Pa. Trolley Museum seeks donations to move, preserve Wexford Post Office Deli building
Calling all train buffs, history lovers and former regulars at the Wexford Post Office Deli.
The Pennsylvania Trolley Museum seeks $160,000 in donations to dismantle, move and preserve the former deli and one-time trolley station.
“If we raise the money, we'd like to do it this fall,” said Scott Becker, the museum's executive director.
“We estimate that if we raise the first $75,000, we'd start moving it,” Becker said. “Then we would raise the rest to outfit and make it usable.
“If somebody wants to send $5, $10, that would be great,” Becker said.

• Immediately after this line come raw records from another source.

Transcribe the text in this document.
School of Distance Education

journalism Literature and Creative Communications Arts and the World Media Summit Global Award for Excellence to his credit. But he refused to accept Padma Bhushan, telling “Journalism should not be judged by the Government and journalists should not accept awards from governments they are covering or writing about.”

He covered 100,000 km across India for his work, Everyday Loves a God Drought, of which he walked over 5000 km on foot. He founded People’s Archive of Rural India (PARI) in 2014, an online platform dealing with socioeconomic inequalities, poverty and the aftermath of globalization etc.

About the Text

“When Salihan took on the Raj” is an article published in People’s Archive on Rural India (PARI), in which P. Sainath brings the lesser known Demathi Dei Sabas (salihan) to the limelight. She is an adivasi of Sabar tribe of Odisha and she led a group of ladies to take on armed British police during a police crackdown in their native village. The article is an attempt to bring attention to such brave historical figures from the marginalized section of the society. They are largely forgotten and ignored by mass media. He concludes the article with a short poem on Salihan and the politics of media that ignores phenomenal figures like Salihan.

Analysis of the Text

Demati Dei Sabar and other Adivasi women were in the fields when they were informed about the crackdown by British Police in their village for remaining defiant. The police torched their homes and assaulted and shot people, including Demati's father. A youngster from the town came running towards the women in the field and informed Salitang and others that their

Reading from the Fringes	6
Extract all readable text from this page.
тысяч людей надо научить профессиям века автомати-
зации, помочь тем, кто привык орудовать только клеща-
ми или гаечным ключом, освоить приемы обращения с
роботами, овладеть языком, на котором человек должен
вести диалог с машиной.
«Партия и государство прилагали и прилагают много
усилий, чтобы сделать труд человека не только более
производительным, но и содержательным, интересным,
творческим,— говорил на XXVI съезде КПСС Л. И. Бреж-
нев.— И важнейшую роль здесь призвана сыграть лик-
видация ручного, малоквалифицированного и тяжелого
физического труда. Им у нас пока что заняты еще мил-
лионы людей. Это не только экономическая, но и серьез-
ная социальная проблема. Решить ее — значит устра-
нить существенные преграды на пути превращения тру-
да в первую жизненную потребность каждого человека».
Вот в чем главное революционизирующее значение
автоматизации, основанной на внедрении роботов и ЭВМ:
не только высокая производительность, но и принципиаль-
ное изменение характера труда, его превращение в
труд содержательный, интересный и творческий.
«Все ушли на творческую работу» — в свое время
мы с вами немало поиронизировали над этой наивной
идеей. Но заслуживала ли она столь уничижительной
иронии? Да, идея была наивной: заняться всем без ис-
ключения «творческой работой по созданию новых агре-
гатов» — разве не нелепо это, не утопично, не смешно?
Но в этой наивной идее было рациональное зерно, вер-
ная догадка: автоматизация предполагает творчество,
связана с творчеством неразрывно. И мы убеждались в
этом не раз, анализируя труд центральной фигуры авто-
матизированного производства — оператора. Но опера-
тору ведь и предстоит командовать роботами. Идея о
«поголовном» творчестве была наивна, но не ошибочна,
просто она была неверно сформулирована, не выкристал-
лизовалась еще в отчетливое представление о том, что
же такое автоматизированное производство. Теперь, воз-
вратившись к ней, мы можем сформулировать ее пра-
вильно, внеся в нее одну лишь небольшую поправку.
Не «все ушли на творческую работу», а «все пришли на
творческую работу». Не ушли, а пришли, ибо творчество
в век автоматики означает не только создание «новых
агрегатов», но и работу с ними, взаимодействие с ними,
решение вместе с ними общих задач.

“These wooden, interurban (trolley) stations are extremely rare. There are hardly any of them left,” Becker said about the 115-year-old former Wexford Station, now located at the corner of Church Road and Route 910 in Pine.
Heirs to the estate of German immigrant Ignatius Brooker and relatives of the late William Brooker, the station's last agent, agreed to donate the 16-feet-by-42-feet structure to the trolley museum.
“It's going to be partially dismantled, because we feel it's probably too big to be moved down the highway,” Becker said. “We have to hire a crane. We have to put in a concrete foundation (at the museum).”
Museum officials also hope to install heating and air conditioning in the former station to make it useable for educational programs.
Museum staffers and volunteers also plan to donate an estimated $75,000 in their time and talents to the project.
Trudi Brooker Purvis, 80, one of the Brooker heirs, led efforts to preserve Wexford Station, originally located at Brennan Road and Route 910. More than 80 years ago, Purvis' father, the late Mark Brooker, helped to roll the former trolley station to its current site with the pulling power of draft horses.
The trolley station then became a post office, antique store and the Wexford Post Office Deli, which closed in late June.
Officials at the Pennsylvania Trolley Museum plan to hire Landmark Design Associates, a Pittsburgh architectural firm, and Jeff Pleta of Washington County, an expert in the relocation of historic structures, to guide the trolley station's next move and reincarnation.
“The building will be transformed into four to five modular pieces, and then lifted by crane and transported by truck to the (museum) site,” Pleta said.
Pleta previously relocated a historic schoolhouse in Cranberry and a historic train station in Mars Borough.
In its former life, the Wexford Station served Harmony Route riders on the Pittsburgh, Harmony, Butler and New Castle Railway from 1908 until 1931.
If the Pennsylvania Trolley Museum can raise the money to move it, the former Wexford Station will become the museum's first authentic trolley station.